Thomas Brownell Killed
On the afternoon of 24 September 1664, Thomas Brownell was killed in an accident while on his way from his farm at the northwest end of Rhode Island to Portsmouth. (The Brownell’s, as was typical of most settlers at that time, probably did not live on their farm. They would also have had a small lot in Portsmouth where they built their home and lived, going to their farm during the day to work.) Aged 56, Thomas left behind a wife, Anne, and nine children, ranging in age from nine to twenty-five years.

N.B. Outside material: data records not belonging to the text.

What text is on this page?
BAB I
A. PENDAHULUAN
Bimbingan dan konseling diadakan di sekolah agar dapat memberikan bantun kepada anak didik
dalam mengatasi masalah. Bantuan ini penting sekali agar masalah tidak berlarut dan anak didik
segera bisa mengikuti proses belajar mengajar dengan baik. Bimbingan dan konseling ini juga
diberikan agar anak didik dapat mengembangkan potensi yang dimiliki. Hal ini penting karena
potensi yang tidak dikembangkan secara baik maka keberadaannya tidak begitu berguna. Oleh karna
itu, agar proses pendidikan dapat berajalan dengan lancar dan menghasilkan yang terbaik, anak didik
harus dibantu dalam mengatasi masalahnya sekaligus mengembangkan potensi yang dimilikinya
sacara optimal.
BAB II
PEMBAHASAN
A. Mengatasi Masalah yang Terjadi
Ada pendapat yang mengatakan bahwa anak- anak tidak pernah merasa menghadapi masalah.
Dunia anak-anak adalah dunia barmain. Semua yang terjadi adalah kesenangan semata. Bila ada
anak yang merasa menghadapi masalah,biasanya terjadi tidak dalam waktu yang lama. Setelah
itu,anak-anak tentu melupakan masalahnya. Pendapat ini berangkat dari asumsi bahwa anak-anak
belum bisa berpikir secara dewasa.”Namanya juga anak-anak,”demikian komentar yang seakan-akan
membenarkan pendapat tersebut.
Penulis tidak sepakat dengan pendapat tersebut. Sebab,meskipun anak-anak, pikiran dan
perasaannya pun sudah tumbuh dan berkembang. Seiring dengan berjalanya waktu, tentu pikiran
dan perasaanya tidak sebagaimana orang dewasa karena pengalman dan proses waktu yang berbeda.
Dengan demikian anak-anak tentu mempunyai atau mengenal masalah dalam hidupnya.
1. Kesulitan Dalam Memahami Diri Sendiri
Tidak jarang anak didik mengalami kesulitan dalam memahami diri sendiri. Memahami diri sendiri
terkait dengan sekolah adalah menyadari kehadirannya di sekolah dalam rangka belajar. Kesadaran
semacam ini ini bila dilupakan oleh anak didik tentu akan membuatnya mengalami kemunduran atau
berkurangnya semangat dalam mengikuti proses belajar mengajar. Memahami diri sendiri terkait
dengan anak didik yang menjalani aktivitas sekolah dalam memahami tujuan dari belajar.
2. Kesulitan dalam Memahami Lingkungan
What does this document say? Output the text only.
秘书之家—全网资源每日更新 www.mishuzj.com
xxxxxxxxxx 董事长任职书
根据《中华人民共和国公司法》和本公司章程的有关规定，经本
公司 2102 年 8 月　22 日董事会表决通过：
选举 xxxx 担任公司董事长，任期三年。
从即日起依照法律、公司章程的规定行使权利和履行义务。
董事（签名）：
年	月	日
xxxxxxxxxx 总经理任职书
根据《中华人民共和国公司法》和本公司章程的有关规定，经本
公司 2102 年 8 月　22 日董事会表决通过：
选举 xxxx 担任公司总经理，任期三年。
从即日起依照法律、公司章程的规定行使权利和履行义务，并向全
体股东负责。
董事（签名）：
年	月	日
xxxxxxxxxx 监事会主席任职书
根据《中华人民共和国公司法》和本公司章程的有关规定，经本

According to the testimony of Daniel Lawton, Brownell had stopped at the home of Lawton’s father, Thomas Lawton, and upon leaving, invited Daniel, aged 21, to ride with him the rest of the way to Portsmouth. The ride soon became a race when Thomas put his horse to a gallop as they came down the hill near William Wodel’s property, located about halfway between the Brownell farm and the town of Portsmouth. The younger man soon caught up with and passed Thomas. As he continued the race to Portsmouth, Lawton looked back to see where Brownell was. Seeing his riderless horse running towards a swamp he immediately turned his horse around and caught Brownell’s horse. He then retraced his way until he came upon Brownell lying on the ground near a tree. He called out to him, but received no response and so dismounted to check on him. Taking him by the arms and seeing the great amount of blood on the ground, Lawton realized that Thomas Brownell was dead.
The following day a coroner’s jury, with Samuel Wilbur as foreman, made an inquest into the accident. Testimony was taken from Daniel Lawton and details about the scene of the accident were given. The jury’s conclusion was that Brownell, riding furiously down the hill, was either thrown against or hit the tree. The broken reins of his bridle had been found next to the body and there was blood and hair sticking to the tree. His skull was broken and his “brains came out,” thus causing his death.
The above narrative is based on records found in Rhode Island Historical Society Collections.